The first Control Flow step is similar to the one found in the extract package; it merely gets the folder path to the RAW file. Once that it stored in the package variable, we move on to the Data Flow, as pictured in Figure 17.
The Raw File Source gets its source from the value in our newly stored package variable. The Derived Columns do nothing here, but illustrate where you might add some generic business logic to apply to all Product data loads.
The next juncture determines if we should add (new) records, or update (existing) records. This is a fairly simple process that checks for the existence of a DimProduct record based upon a unique key of Company Key and Product ID (Figure 18).
If a match is found, PRODUCT_KEY is populated and the Update DW stored procedure is run. If no match is found, the record is new and we add it to the data warehouse. Again, this is a fairly simple example. You could expand on this by testing to see if an existing record has changed. Knowing this could significantly limit the updates required on existing records, thus reducing process time and resources.

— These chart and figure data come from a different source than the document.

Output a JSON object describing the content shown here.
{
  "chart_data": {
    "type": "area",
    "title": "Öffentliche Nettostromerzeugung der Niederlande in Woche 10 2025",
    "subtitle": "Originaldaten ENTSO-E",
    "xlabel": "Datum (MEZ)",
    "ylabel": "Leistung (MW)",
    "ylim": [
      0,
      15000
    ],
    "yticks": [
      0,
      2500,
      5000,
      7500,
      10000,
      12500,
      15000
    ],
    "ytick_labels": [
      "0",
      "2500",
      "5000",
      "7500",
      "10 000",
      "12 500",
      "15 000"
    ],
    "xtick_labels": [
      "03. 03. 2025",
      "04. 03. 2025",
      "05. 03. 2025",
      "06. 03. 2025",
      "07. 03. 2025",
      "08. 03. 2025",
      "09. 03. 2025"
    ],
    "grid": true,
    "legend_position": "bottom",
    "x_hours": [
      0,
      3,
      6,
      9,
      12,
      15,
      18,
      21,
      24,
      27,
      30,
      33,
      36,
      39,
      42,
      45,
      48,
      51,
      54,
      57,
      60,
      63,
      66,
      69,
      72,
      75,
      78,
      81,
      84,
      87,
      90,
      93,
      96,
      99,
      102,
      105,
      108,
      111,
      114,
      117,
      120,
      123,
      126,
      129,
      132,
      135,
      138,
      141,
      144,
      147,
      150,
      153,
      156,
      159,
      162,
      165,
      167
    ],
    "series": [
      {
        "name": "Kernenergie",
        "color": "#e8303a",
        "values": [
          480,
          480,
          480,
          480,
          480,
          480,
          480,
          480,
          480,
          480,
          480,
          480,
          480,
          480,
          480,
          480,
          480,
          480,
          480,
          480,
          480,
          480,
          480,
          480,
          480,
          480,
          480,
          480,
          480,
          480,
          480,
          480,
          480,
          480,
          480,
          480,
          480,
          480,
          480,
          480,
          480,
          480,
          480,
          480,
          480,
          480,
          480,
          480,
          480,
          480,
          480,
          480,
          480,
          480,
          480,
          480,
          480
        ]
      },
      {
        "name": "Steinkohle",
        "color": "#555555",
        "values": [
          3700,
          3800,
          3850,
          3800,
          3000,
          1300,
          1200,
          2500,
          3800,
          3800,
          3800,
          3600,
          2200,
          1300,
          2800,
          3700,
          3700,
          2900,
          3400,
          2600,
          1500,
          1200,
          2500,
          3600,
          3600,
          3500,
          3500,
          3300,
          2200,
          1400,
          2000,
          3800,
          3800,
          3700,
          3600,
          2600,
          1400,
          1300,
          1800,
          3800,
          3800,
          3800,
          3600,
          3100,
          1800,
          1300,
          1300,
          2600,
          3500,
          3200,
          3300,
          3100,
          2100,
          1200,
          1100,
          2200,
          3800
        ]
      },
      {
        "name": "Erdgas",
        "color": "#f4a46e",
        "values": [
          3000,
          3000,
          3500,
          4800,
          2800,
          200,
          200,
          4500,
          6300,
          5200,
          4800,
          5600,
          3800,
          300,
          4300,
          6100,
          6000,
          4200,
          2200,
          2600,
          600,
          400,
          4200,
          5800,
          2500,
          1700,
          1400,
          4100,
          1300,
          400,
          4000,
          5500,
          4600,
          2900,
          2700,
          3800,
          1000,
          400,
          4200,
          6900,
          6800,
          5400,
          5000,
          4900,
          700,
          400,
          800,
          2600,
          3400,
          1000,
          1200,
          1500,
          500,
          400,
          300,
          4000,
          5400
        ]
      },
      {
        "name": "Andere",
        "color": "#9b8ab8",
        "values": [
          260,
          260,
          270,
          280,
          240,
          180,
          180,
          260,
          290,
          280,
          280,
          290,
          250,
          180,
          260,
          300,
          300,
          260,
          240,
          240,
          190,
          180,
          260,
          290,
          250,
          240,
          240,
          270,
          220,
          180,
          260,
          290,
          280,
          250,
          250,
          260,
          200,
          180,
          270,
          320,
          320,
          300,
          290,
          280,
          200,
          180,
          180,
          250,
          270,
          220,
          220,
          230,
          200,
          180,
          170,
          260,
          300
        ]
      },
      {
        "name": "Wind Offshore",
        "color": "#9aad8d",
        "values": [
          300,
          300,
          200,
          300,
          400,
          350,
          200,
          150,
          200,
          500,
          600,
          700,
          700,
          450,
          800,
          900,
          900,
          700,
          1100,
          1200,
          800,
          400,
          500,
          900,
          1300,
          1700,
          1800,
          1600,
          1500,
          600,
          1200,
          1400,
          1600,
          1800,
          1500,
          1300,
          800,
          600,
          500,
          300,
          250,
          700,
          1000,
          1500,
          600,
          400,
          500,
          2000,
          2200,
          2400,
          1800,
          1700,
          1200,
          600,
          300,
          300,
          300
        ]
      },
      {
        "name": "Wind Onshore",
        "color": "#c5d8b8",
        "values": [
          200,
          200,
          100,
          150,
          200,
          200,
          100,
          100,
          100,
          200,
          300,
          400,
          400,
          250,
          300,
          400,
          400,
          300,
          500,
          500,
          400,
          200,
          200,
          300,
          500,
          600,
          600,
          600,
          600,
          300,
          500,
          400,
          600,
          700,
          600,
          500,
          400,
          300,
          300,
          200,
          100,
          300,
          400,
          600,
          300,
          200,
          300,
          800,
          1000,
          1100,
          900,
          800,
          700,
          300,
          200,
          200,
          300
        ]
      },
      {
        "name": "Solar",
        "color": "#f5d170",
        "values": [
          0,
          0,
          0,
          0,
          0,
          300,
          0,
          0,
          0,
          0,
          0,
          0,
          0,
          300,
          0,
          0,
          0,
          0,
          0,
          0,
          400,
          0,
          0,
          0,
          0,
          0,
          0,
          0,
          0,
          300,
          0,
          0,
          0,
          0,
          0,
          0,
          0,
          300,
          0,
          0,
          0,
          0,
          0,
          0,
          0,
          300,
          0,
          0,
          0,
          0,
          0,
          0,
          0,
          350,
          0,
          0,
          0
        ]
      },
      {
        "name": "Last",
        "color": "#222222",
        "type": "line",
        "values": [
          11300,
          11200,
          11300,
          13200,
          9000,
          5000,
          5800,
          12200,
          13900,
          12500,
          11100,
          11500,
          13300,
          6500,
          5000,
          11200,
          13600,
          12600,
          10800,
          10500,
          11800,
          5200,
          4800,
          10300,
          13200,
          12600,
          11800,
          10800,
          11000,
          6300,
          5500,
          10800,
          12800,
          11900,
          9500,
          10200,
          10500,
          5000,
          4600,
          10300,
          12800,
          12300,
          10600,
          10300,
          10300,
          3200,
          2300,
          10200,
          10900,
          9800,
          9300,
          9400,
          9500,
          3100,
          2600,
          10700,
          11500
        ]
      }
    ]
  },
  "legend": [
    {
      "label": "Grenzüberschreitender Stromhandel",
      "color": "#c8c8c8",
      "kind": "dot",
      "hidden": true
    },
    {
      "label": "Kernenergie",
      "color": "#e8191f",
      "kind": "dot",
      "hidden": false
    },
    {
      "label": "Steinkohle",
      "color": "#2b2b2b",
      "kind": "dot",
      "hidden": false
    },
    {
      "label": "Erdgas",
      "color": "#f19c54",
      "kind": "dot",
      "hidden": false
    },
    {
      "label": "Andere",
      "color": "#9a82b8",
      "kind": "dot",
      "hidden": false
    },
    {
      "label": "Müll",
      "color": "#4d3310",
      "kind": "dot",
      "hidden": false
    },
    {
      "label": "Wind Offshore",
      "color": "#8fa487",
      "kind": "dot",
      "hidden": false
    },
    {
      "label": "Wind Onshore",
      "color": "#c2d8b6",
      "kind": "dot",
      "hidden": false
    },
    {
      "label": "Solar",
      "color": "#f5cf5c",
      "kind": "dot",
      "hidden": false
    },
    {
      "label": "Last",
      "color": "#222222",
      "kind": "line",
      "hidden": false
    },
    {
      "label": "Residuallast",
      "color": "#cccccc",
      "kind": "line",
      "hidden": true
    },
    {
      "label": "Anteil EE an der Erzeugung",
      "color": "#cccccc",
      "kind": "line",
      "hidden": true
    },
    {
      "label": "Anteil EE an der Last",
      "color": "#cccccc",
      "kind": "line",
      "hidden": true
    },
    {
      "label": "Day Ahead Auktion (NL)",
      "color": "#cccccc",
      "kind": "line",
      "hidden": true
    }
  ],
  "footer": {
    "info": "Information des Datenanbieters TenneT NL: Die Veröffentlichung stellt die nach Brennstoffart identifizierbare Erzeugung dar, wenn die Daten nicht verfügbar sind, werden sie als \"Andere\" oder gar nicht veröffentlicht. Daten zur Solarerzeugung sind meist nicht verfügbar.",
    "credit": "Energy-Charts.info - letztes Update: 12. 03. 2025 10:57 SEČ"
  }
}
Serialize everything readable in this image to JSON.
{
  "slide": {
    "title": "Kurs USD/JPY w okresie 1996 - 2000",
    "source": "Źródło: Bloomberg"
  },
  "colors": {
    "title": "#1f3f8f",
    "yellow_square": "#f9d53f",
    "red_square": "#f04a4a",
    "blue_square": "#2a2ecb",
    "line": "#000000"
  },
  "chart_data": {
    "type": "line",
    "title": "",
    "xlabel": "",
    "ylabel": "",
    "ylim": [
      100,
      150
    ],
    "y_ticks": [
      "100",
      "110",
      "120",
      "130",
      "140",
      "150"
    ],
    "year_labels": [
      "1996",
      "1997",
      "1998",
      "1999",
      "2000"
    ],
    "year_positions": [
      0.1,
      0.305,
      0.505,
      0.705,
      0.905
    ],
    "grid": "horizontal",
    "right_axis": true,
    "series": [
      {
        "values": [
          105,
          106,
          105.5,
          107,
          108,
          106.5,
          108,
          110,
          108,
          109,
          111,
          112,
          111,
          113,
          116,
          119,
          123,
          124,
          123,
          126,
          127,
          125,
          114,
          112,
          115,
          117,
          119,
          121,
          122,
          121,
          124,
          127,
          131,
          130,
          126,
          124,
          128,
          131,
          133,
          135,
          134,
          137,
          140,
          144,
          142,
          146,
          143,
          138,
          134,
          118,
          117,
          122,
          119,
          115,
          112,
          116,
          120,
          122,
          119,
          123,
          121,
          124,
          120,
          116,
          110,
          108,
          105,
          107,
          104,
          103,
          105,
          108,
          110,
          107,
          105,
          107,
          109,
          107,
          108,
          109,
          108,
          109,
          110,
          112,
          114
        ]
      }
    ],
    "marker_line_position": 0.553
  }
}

Figure 19 shows the Update Stored Procedure mapping:
You’ll notice that the Insert Data Flow component is similar, but we ignore the Product_Key, as that will be created by the insert automatically.
Moment of Truth
Save and close the Package, and then open the PackageBroker. With the BO_DESC and Key set to Products and 1, respectively, run the package. It will find the appropriate companies and packages to loop through, execute the Extract dtsx package, then execute the ETL and execute to insert several hundred Products. By default, the sample code has disabled all companies but one, and all data objects except Products. Feel free to add more packages and databases with the appropriate ConnectionString modifications.
Next, rerun the package and you’ll notice the package end on the update process as seen in Figure 11.
Closing the Loop
In the end, we could enable our other fictional companies by setting the flag on our database to loop through their imports using the same exact packages! If you have more than one instance of SQL Server with AdventureWorks, give this a whirl. We could also create a single extract for a newly acquired company (Northwind) on another platform and merely create a single output RAW file that matches this one. By ensuring the output is exactly the same as our defined cannon we can then apply our universal business rules.
As this entire process is table driven you can execute imports from development, QA or production servers without having to change connections from within your SSIS packages. Finally, a small change in business logic means a single change to our “ETL” packages, leaving the source extracts intact.
You could spiff this up a few ways; perhaps a simple GUI for package management, or a routine to run additional packages within a single data object process. Also, you could set some custom dependencies to be checked in your looping process: For example, only import Customer Ship To Locations if Customers have first been loaded successfully. Next, add some logging so you can monitor the progress. In a truly scalable enterprise solution, you’ll most likely set these up to run via SQL Server Agent; pass in the data object key and the connection string for unattended scheduled execution. Lastly, please whatever you do, lock down those configurations with some encryption, obfuscation or both.
Hopefully this has armed you with some new ideas on enterprise scale SSIS development. I wouldn’t suggest putting the extra effort into a package broker for simple one-off extracts from an Access database or Excel spreadsheet. But if you are working on enterprise scale systems, a variety of data sources and wish to centralize your business logic while reducing future maintenance, the time spent on package componentization will produce good dividends.